Around a decade ago, most transport regulations updated their definitions of which liquids and solids need to be put into Division 6.1.  Assuming not enough is known about human toxicity, many materials are classified on the basis of their oral animal toxicity (oral seems to be the most commonly available route of exposure for which data is available).  I know of more than one company that spent a lot of time looking for those liquids with an oral rat LD50 between 300 mg/kg and 500 mg/kg.  It’s true that one factor in this decision is that it was relatively easy to search for and identify liquids in PG III of 6.1.  But another factor was that these materials didn’t need to remain in 6.1 based upon the oral rat LD50, and if there wasn’t any other data, almost all of these liquids got reclassified as ‘non-dangerous’, ‘not HazMat’, ‘non-regulated’ or some related term indicating that the DG regulations don’t apply to them.  This saved a lot of money in packaging and HazMat transport fees.  One might also think that effort was put into searching for and identifying those solids with an oral rat LD50 of 200 mg/kg to 300 mg/kg.  These materials, assuming no other hazards and no definitive human toxicity data, were to go from non-regulated, to 6.1, III.  But it was much harder to go through all the non-regulated materials, which might include glassware or books or services as well as chemicals, than it was to go through the known DG.  And who wanted to now require packaging and HazMat fees that hadn’t applied to these chemicals for years.  I heard more than once, “if we safely shipped it as non-haz for years, it’s not a high priority to get it reclassified”.  So, I’m fairly certain that a number of my ‘non-haz’ classifications of years past are not now accurate.

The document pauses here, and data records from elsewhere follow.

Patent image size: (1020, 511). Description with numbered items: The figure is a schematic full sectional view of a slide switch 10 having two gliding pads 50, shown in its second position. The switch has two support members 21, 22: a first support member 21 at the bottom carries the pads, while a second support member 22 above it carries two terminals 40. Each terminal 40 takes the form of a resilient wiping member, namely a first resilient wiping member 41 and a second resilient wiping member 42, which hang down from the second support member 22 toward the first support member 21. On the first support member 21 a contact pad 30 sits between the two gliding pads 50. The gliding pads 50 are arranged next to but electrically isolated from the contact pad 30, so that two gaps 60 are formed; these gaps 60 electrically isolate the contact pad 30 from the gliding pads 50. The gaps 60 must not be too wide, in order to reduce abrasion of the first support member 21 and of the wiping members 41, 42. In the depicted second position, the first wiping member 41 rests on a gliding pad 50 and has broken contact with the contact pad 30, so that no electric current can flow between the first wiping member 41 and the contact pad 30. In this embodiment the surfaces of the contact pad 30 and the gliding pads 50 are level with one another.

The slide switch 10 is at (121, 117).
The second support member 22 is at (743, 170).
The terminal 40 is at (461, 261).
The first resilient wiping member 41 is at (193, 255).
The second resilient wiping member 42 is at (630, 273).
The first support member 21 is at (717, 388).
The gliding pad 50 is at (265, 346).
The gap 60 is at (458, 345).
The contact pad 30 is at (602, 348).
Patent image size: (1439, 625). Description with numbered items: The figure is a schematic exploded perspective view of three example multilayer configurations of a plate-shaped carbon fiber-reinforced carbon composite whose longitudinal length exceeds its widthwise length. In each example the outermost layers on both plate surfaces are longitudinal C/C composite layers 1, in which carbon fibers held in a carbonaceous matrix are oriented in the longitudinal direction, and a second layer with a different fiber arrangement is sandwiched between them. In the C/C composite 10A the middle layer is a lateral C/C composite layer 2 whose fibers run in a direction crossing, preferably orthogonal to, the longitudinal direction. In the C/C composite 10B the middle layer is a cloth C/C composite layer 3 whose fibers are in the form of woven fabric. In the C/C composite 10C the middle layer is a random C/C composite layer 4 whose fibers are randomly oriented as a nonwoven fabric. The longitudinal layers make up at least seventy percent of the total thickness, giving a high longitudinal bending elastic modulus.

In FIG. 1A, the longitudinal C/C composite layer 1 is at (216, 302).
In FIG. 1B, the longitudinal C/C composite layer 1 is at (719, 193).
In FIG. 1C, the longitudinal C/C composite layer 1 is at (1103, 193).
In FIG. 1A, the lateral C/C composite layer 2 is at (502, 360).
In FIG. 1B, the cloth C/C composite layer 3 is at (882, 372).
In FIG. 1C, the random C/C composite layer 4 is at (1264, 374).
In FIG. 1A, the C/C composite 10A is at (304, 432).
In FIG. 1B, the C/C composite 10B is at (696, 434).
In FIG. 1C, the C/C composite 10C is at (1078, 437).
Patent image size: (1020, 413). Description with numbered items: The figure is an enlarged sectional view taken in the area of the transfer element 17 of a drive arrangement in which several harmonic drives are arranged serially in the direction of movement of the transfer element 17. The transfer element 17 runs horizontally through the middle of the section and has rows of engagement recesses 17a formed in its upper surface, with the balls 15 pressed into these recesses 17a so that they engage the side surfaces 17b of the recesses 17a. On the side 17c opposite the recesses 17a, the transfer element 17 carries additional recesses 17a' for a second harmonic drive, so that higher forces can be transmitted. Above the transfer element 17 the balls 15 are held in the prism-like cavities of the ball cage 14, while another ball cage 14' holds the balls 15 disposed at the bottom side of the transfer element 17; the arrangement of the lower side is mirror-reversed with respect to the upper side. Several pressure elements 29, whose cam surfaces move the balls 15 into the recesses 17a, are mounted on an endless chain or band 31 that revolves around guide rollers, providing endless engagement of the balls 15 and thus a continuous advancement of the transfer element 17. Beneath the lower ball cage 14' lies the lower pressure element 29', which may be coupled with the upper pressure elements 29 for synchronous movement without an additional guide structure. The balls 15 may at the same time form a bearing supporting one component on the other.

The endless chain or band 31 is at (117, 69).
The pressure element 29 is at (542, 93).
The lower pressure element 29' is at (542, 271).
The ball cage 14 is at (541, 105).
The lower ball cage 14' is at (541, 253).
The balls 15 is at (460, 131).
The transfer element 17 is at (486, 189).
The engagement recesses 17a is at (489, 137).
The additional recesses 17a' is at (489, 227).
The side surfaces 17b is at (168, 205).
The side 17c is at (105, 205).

Gosh, it seems that I’m spending a lot of this column telling you of inaccuracies (past or future) in my transport classifications.  I’d like to think that the inaccuracies are more due to changes in regulations than in a lack of competence on my part.  But even if I were 99.0% accurate, dozens of the thousands of transport classifications that I’ve done over the years are wrong.  One of my previous employers, in part due to my urging when I’d found one of my own mistakes, adopted an informal goal of reviewing each transport classification at 5-year intervals.  After years of struggling to just provide an initial transport classification for every new product, we finally caught up.  So now are they reviewing classifications?  No, now that initial classifications are being done promptly on a regular basis, all ‘excess’ personnel and resources were moved to more urgent business needs, and the 5-year review, or 10-year review, or 50-year review is still just a dream.

But I’m wondering if that dream should be more of a reality, and if dairy products suggest a way to make it a bit more workable?  Last time the 6.1 definitions changed, lots of potential DG didn’t receive reviews.  When 4.3 definitions are updated, will the same thing happen?  I’ve already seen small customers just assume that ORM-D Consumer Commodities are automatically Class 9 Consumer Commodities.  Are more and more classifications becoming classi-fictions?  Training expires, should classifications?  Would putting an expiration date on classification help?

I’m not quite ready to drink that Kool-Aid yet, but I’m pondering it.